Puis sont venus les mots qui ont arrêté mon cœur.
« Qui a dit que je jetais ça par la fenêtre ? » La voix d'Adrien était désinvolte, froide et absolument terrifiante. « Aurore est parfaite. Belle, classe, de la bonne famille. C'est l'épouse parfaite. Une fois que Clara sera stable, j'épouserai Aurore. Elle sera Madame Dubois, l'hôtesse de mes soirées, le visage de ma réussite. »
Thomas est resté silencieux un instant. « Et Clara ? »
Un petit rire, doux et cruel. « Clara, c'est mon cœur. Elle sera ma maîtresse. J'aurai les deux. L'épouse parfaite et la femme que j'aime vraiment. C'est le plan parfait. »
L'air m'a manqué. Mon monde a basculé, le penthouse étincelant se transformant en cage. Il ne m'aimait pas. Il ne m'avait jamais aimée. J'étais une possession, un nom, un outil pour son ambition.
Je me suis éloignée de la porte, mes mouvements silencieux. Je n'avais pas besoin d'une dernière conversation. Je n'avais pas besoin de dire au revoir. Il avait déjà tout dit.

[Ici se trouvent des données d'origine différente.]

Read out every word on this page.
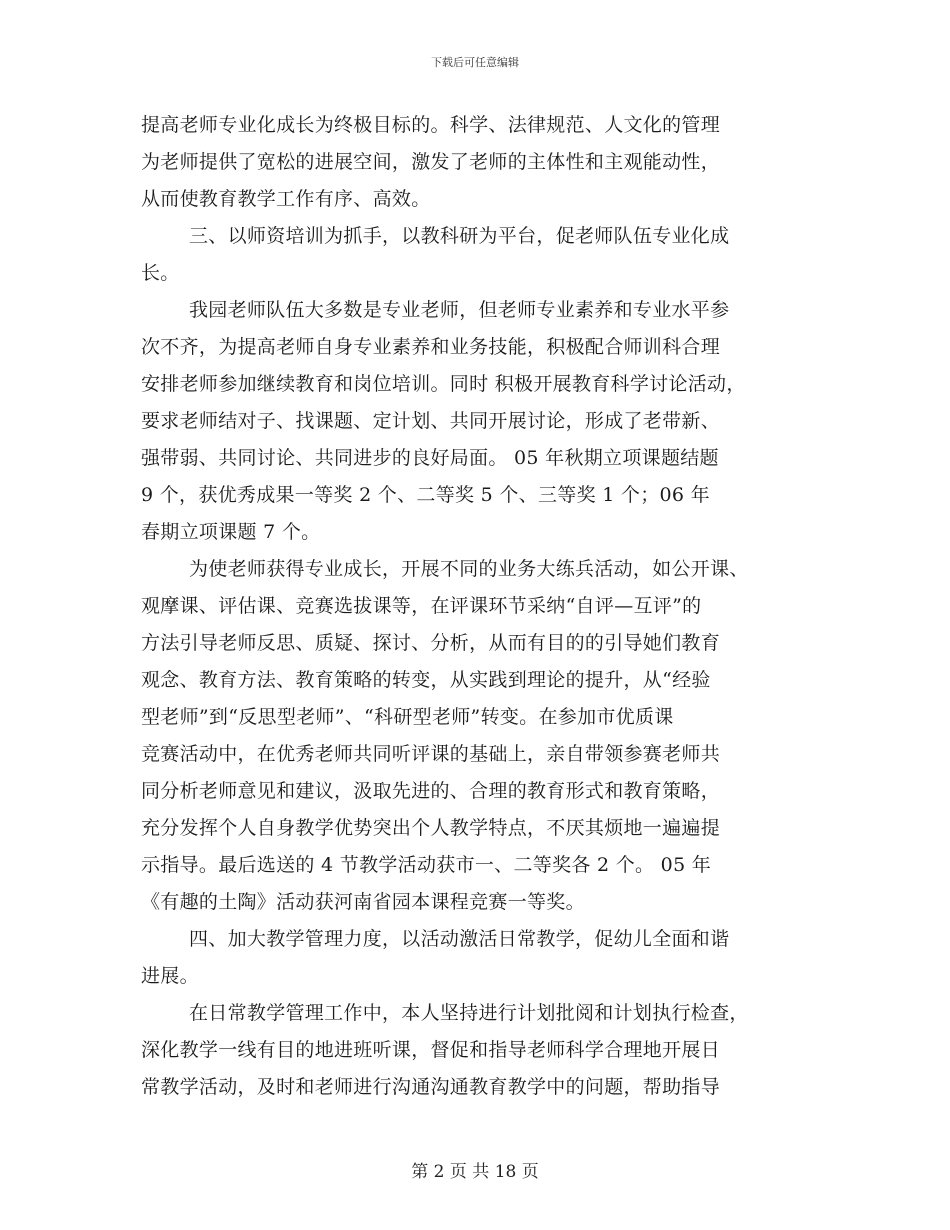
下载后可任意编辑
提高老师专业化成长为终极目标的。科学、法律规范、人文化的管理
为老师提供了宽松的进展空间，激发了老师的主体性和主观能动性，
从而使教育教学工作有序、高效。
三、以师资培训为抓手，以教科研为平台，促老师队伍专业化成
长。
我园老师队伍大多数是专业老师，但老师专业素养和专业水平参
次不齐，为提高老师自身专业素养和业务技能，积极配合师训科合理
安排老师参加继续教育和岗位培训。同时 积极开展教育科学讨论活动，
要求老师结对子、找课题、定计划、共同开展讨论，形成了老带新、
强带弱、共同讨论、共同进步的良好局面。 05 年秋期立项课题结题
9 个，获优秀成果一等奖 2 个、二等奖 5 个、三等奖 1 个；06 年
春期立项课题 7 个。
为使老师获得专业成长，开展不同的业务大练兵活动，如公开课、
观摩课、评估课、竞赛选拔课等，在评课环节采纳“自评—互评”的
方法引导老师反思、质疑、探讨、分析，从而有目的的引导她们教育
观念、教育方法、教育策略的转变，从实践到理论的提升，从“经验
型老师”到“反思型老师”、“科研型老师”转变。在参加市优质课
竞赛活动中，在优秀老师共同听评课的基础上，亲自带领参赛老师共
同分析老师意见和建议，汲取先进的、合理的教育形式和教育策略，
充分发挥个人自身教学优势突出个人教学特点，不厌其烦地一遍遍提
示指导。最后选送的 4 节教学活动获市一、二等奖各 2 个。 05 年
《有趣的土陶》活动获河南省园本课程竞赛一等奖。
四、加大教学管理力度，以活动激活日常教学，促幼儿全面和谐
进展。
在日常教学管理工作中，本人坚持进行计划批阅和计划执行检查，
深化教学一线有目的地进班听课，督促和指导老师科学合理地开展日
常教学活动，及时和老师进行沟通沟通教育教学中的问题，帮助指导
第 2 页 共 18 页
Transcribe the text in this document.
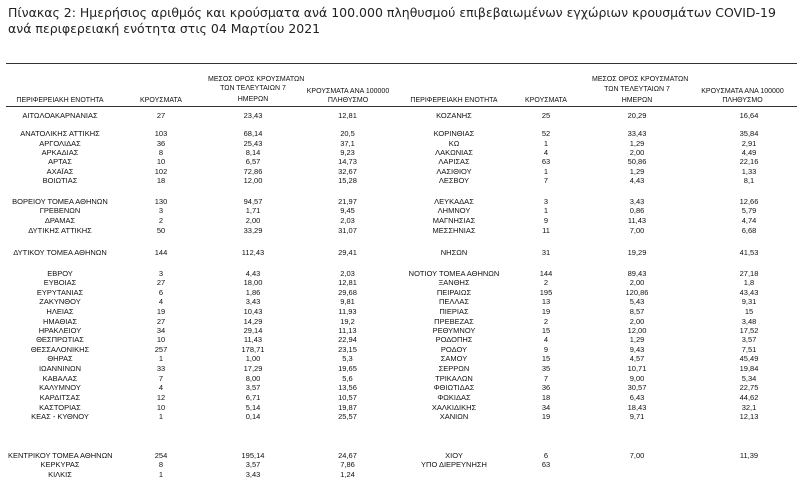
Πίνακας 2: Ημερήσιος αριθμός και κρούσματα ανά 100.000 πληθυσμού επιβεβαιωμένων εγχώριων κρουσμάτων COVID-19 ανά περιφερειακή ενότητα στις 04 Μαρτίου 2021
ΠΕΡΙΦΕΡΕΙΑΚΗ ΕΝΟΤΗΤΑ	ΚΡΟΥΣΜΑΤΑ
ΜΕΣΟΣ ΟΡΟΣ ΚΡΟΥΣΜΑΤΩΝ
ΤΩΝ ΤΕΛΕΥΤΑΙΩΝ 7
ΗΜΕΡΩΝ
ΚΡΟΥΣΜΑΤΑ ΑΝΑ 100000
ΠΛΗΘΥΣΜΟ	ΠΕΡΙΦΕΡΕΙΑΚΗ ΕΝΟΤΗΤΑ	ΚΡΟΥΣΜΑΤΑ
ΜΕΣΟΣ ΟΡΟΣ ΚΡΟΥΣΜΑΤΩΝ
ΤΩΝ ΤΕΛΕΥΤΑΙΩΝ 7
ΗΜΕΡΩΝ
ΚΡΟΥΣΜΑΤΑ ΑΝΑ 100000
ΠΛΗΘΥΣΜΟ
ΑΙΤΩΛΟΑΚΑΡΝΑΝΙΑΣ	27	23,43	12,81
ΑΝΑΤΟΛΙΚΗΣ ΑΤΤΙΚΗΣ	103	68,14	20,5
ΑΡΓΟΛΙΔΑΣ	36	25,43	37,1
ΑΡΚΑΔΙΑΣ	8	8,14	9,23
ΑΡΤΑΣ	10	6,57	14,73
ΑΧΑΪΑΣ	102	72,86	32,67
ΒΟΙΩΤΙΑΣ	18	12,00	15,28
ΒΟΡΕΙΟΥ ΤΟΜΕΑ ΑΘΗΝΩΝ	130	94,57	21,97
ΓΡΕΒΕΝΩΝ	3	1,71	9,45
ΔΡΑΜΑΣ	2	2,00	2,03
ΔΥΤΙΚΗΣ ΑΤΤΙΚΗΣ	50	33,29	31,07
ΔΥΤΙΚΟΥ ΤΟΜΕΑ ΑΘΗΝΩΝ	144	112,43	29,41
ΕΒΡΟΥ	3	4,43	2,03
ΕΥΒΟΙΑΣ	27	18,00	12,81
ΕΥΡΥΤΑΝΙΑΣ	6	1,86	29,68
ΖΑΚΥΝΘΟΥ	4	3,43	9,81
ΗΛΕΙΑΣ	19	10,43	11,93
ΗΜΑΘΙΑΣ	27	14,29	19,2
ΗΡΑΚΛΕΙΟΥ	34	29,14	11,13
ΘΕΣΠΡΩΤΙΑΣ	10	11,43	22,94
ΘΕΣΣΑΛΟΝΙΚΗΣ	257	178,71	23,15
ΘΗΡΑΣ	1	1,00	5,3
ΙΩΑΝΝΙΝΩΝ	33	17,29	19,65
ΚΑΒΑΛΑΣ	7	8,00	5,6
ΚΑΛΥΜΝΟΥ	4	3,57	13,56
ΚΑΡΔΙΤΣΑΣ	12	6,71	10,57
ΚΑΣΤΟΡΙΑΣ	10	5,14	19,87
ΚΕΑΣ - ΚΥΘΝΟΥ	1	0,14	25,57
ΚΕΝΤΡΙΚΟΥ ΤΟΜΕΑ ΑΘΗΝΩΝ	254	195,14	24,67
ΚΕΡΚΥΡΑΣ	8	3,57	7,86
ΚΙΛΚΙΣ	1	3,43	1,24
ΚΟΖΑΝΗΣ	25	20,29	16,64
ΚΟΡΙΝΘΙΑΣ	52	33,43	35,84
ΚΩ	1	1,29	2,91
ΛΑΚΩΝΙΑΣ	4	2,00	4,49
ΛΑΡΙΣΑΣ	63	50,86	22,16
ΛΑΣΙΘΙΟΥ	1	1,29	1,33
ΛΕΣΒΟΥ	7	4,43	8,1
ΛΕΥΚΑΔΑΣ	3	3,43	12,66
ΛΗΜΝΟΥ	1	0,86	5,79
ΜΑΓΝΗΣΙΑΣ	9	11,43	4,74
ΜΕΣΣΗΝΙΑΣ	11	7,00	6,68
ΝΗΣΩΝ	31	19,29	41,53
ΝΟΤΙΟΥ ΤΟΜΕΑ ΑΘΗΝΩΝ	144	89,43	27,18
ΞΑΝΘΗΣ	2	2,00	1,8
ΠΕΙΡΑΙΩΣ	195	120,86	43,43
ΠΕΛΛΑΣ	13	5,43	9,31
ΠΙΕΡΙΑΣ	19	8,57	15
ΠΡΕΒΕΖΑΣ	2	2,00	3,48
ΡΕΘΥΜΝΟΥ	15	12,00	17,52
ΡΟΔΟΠΗΣ	4	1,29	3,57
ΡΟΔΟΥ	9	9,43	7,51
ΣΑΜΟΥ	15	4,57	45,49
ΣΕΡΡΩΝ	35	10,71	19,84
ΤΡΙΚΑΛΩΝ	7	9,00	5,34
ΦΘΙΩΤΙΔΑΣ	36	30,57	22,75
ΦΩΚΙΔΑΣ	18	6,43	44,62
ΧΑΛΚΙΔΙΚΗΣ	34	18,43	32,1
ΧΑΝΙΩΝ	19	9,71	12,13
ΧΙΟΥ	6	7,00	11,39
ΥΠΟ ΔΙΕΡΕΥΝΗΣΗ	63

Ma nouvelle vie, quelle qu'elle soit, commencerait maintenant.
Alors que je sortais de l'immeuble, mon téléphone a vibré avec une alerte. C'était un nouveau TikTok du compte de Clara. Elle se tenait dans un champ de fleurs sauvages, Adrien derrière elle, une main protectrice sur son épaule.
La légende disait : « Rendez-vous #27 : Il s'est souvenu que j'étais allergique aux roses et m'a trouvé celles-ci à la place. Il sait toujours comment prendre soin de moi. ❤️ »
Son sourire était doux et innocent. Une performance parfaite.
J'ai ri, un son amer et brisé dans la rue vide. J'ai cliqué sur le bouton « bloquer », mon pouce appuyant avec une finalité absolue.
Qu'ils aient leur conte de fées. J'en avais fini d'être un personnage dedans.